Geschmack aus dem Chemielabor

Diesen Wunsch nach Mehr auszulösen, ist auch das Ziel der Nahrungsmittelhersteller. Seit die technischen Möglichkeiten dazu bestehen, wird an der Zusammensetzung der Produkte, an ihren chemischen und physikalischen Eigenschaften intensiv gefeilt und die Reaktion der Konsumenten getestet.

Klassische Beispiele für den Erfolg solcher Maßnahmen sind die Beimischungen von Zucker, Salz oder Fett, die auf uns eine unwiderstehliche Anziehungskraft ausüben. Doch diese groben und extrem in die Kritik geratenen "Verbesserungen" werden begleitet oder ersetzt durch weit feinere Abstimmungen in der Zusammensetzung der Produkte.

Künstlich, naturidentisch oder natürlich?

Den Firmen kommt zugute, dass es den Geschmacksrezeptoren egal ist, woher eine Substanz stammt - aus einer Frucht, einem Tier, von Mikroorganismen oder aus dem Labor. "Naturidentische Aromastoffe" etwa entsprechen dem natürlichen Original. Sie werden aber synthetisch hergestellt. Der Begriff ist allerdings auf Verpackungen nicht mehr zu lesen. Gemeinsam mit rein künstlichen Aromastoffen werden sie heute einfach "Aroma" genannt. Ihren Zweck, Lebensmittel nach etwas schmecken zu lassen, was darin nicht einmal in Spuren enthalten ist, erfüllen beide.

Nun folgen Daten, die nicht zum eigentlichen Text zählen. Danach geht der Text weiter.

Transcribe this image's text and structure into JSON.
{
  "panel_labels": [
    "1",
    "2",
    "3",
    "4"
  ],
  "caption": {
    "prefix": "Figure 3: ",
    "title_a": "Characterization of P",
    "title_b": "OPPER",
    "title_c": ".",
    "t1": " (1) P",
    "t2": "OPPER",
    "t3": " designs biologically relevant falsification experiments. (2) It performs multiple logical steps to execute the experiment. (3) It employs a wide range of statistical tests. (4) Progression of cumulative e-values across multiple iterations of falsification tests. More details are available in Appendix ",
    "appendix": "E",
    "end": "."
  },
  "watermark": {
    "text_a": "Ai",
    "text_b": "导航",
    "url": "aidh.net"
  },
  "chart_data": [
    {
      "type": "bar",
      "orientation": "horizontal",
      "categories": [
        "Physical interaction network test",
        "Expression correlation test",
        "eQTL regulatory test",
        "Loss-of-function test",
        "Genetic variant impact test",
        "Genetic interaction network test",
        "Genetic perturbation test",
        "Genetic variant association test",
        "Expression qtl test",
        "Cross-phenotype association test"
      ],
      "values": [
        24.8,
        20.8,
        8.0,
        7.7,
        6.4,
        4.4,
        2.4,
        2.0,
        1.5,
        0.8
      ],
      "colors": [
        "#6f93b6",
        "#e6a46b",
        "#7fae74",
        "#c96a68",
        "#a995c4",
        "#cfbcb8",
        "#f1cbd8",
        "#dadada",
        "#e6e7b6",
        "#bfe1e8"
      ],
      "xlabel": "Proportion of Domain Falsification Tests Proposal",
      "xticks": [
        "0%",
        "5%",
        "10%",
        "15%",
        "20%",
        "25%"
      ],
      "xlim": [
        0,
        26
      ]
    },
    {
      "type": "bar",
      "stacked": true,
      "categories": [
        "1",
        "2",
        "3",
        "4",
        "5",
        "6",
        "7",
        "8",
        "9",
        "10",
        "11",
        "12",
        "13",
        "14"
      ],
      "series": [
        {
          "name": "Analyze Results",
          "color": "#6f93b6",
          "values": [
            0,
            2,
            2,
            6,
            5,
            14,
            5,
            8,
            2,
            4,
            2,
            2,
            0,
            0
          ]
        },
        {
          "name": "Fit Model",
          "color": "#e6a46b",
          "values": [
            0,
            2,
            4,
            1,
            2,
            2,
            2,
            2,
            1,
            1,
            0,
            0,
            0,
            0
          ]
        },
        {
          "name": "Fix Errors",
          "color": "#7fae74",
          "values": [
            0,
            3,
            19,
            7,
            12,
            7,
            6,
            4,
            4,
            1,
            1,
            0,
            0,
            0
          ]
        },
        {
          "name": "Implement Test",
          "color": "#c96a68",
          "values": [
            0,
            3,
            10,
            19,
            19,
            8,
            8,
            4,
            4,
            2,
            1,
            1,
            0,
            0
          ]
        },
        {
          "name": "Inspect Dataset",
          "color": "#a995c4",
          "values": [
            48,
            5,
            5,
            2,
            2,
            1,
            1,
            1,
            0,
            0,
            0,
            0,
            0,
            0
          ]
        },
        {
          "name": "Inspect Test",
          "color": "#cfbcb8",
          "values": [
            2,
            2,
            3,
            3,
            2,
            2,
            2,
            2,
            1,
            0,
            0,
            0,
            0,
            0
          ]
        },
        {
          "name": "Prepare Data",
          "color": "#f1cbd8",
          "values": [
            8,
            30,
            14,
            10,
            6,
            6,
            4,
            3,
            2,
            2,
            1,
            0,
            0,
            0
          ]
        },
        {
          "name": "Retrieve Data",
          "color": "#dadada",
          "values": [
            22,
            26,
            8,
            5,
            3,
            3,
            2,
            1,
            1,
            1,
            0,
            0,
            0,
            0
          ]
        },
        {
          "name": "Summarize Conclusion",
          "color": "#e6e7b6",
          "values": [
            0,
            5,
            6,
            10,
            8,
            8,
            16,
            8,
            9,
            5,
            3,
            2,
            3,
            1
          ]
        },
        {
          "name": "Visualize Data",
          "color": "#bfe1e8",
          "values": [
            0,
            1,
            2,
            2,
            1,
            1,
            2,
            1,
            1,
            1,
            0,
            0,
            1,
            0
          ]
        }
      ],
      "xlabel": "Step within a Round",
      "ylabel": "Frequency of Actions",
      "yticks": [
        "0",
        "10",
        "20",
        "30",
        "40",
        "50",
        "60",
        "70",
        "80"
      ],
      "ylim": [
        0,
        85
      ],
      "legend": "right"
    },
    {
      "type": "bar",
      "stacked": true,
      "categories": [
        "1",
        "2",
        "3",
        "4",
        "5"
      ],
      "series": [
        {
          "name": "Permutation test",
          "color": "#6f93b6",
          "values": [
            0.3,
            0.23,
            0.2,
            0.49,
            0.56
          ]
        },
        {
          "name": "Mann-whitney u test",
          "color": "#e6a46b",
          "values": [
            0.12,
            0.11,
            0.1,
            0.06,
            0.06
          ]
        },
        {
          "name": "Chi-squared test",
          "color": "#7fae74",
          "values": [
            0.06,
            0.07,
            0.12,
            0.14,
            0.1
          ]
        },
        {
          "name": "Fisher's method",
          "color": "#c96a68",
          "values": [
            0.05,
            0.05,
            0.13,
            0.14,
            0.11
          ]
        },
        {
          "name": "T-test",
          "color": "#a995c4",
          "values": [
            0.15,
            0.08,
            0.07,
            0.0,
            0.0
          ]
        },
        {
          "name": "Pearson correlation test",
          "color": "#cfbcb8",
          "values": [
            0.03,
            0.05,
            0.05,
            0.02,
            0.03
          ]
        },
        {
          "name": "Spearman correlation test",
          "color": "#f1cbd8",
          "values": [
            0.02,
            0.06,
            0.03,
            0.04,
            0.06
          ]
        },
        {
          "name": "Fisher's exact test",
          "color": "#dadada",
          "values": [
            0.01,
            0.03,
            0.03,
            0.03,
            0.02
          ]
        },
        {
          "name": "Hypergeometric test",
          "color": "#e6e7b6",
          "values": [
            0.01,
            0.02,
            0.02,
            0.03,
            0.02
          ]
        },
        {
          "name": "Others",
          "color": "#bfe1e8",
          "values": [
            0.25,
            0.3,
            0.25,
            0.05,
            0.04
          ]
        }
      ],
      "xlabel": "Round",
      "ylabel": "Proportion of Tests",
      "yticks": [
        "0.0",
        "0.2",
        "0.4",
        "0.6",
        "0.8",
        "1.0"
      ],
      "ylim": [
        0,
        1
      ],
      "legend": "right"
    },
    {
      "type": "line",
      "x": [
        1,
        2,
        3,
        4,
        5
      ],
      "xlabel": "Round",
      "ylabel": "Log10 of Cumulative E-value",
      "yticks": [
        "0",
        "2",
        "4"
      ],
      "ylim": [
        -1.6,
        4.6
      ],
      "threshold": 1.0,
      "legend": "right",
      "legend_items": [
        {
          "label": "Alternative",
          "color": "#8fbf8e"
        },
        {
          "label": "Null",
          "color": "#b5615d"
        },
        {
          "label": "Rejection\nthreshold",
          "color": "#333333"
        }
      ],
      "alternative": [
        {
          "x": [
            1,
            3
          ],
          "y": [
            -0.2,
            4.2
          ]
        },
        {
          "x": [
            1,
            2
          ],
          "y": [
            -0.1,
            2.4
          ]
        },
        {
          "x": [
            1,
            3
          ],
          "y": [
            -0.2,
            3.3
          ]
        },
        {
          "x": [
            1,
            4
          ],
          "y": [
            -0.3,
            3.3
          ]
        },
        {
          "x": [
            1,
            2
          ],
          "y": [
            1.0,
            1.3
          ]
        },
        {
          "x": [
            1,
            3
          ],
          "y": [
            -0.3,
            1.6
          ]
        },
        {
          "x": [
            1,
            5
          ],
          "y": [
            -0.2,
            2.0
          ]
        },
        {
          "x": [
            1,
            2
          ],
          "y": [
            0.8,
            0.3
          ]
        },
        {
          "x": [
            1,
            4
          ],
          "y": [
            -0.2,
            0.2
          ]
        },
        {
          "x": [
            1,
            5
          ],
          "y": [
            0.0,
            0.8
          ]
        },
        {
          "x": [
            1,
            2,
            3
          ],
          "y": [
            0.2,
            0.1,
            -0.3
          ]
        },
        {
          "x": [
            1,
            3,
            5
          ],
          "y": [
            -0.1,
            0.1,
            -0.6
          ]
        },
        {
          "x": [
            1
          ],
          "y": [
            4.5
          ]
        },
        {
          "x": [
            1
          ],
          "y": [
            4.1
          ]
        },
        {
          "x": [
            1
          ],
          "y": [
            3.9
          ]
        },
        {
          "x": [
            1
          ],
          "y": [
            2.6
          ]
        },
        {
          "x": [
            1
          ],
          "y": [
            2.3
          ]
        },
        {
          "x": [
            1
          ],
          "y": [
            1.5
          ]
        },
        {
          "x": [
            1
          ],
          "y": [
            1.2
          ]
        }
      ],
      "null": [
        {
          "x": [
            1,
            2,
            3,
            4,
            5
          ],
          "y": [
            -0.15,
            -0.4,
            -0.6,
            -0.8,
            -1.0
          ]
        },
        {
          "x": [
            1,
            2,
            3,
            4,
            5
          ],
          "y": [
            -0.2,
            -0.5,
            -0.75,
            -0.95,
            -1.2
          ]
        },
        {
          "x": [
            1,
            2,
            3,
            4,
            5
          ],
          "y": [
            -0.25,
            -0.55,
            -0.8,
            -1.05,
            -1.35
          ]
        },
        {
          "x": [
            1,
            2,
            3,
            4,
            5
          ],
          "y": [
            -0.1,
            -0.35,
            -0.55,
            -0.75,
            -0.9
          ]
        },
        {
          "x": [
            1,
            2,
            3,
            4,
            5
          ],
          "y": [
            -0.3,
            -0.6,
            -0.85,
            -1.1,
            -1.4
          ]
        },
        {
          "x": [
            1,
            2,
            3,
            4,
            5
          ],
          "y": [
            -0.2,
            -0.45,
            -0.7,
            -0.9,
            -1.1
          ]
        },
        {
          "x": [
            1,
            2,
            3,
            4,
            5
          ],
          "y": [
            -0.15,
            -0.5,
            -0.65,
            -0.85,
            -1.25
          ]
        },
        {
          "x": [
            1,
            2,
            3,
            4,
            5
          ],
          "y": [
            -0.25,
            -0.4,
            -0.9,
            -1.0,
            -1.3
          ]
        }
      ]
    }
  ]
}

Ethylvanillin etwa gibt Eis den Vanillegeschmack, weil unsere Rezeptoren den Unterschied zum Vanillin nicht erkennen. Außerdem werden "natürliche Aromastoffe" angegeben, die aus natürlichen Ausgangsstoffen gewonnen werden. Vanillin zum Beispiel stammt aus Vanilleschoten - oder aus Bakterienkulturen. Wer hier ganz sicher gehen will, dass etwa Erdbeeraroma aus Erdbeeren stammt, muss auf die Angabe "natürliches Erdbeeraroma" oder "Erdbeerextrakt" achten.

Piperonal nun ist ein Aromastoff, der Schokolade nach Vanille schmecken lässt. Selbst wenn der Stoff nicht aus Pflanzen, sondern aus dem Labor stammen würde, stellt er kein größeres Risiko für die Gesundheit dar als das Original. Viele Verbraucher bevorzugen aber naturbelassene Produkte und müssen von den Herstellern selbstverständlich korrekt informiert werden. Denn die Psyche entscheidet, wie gut uns etwas mundet.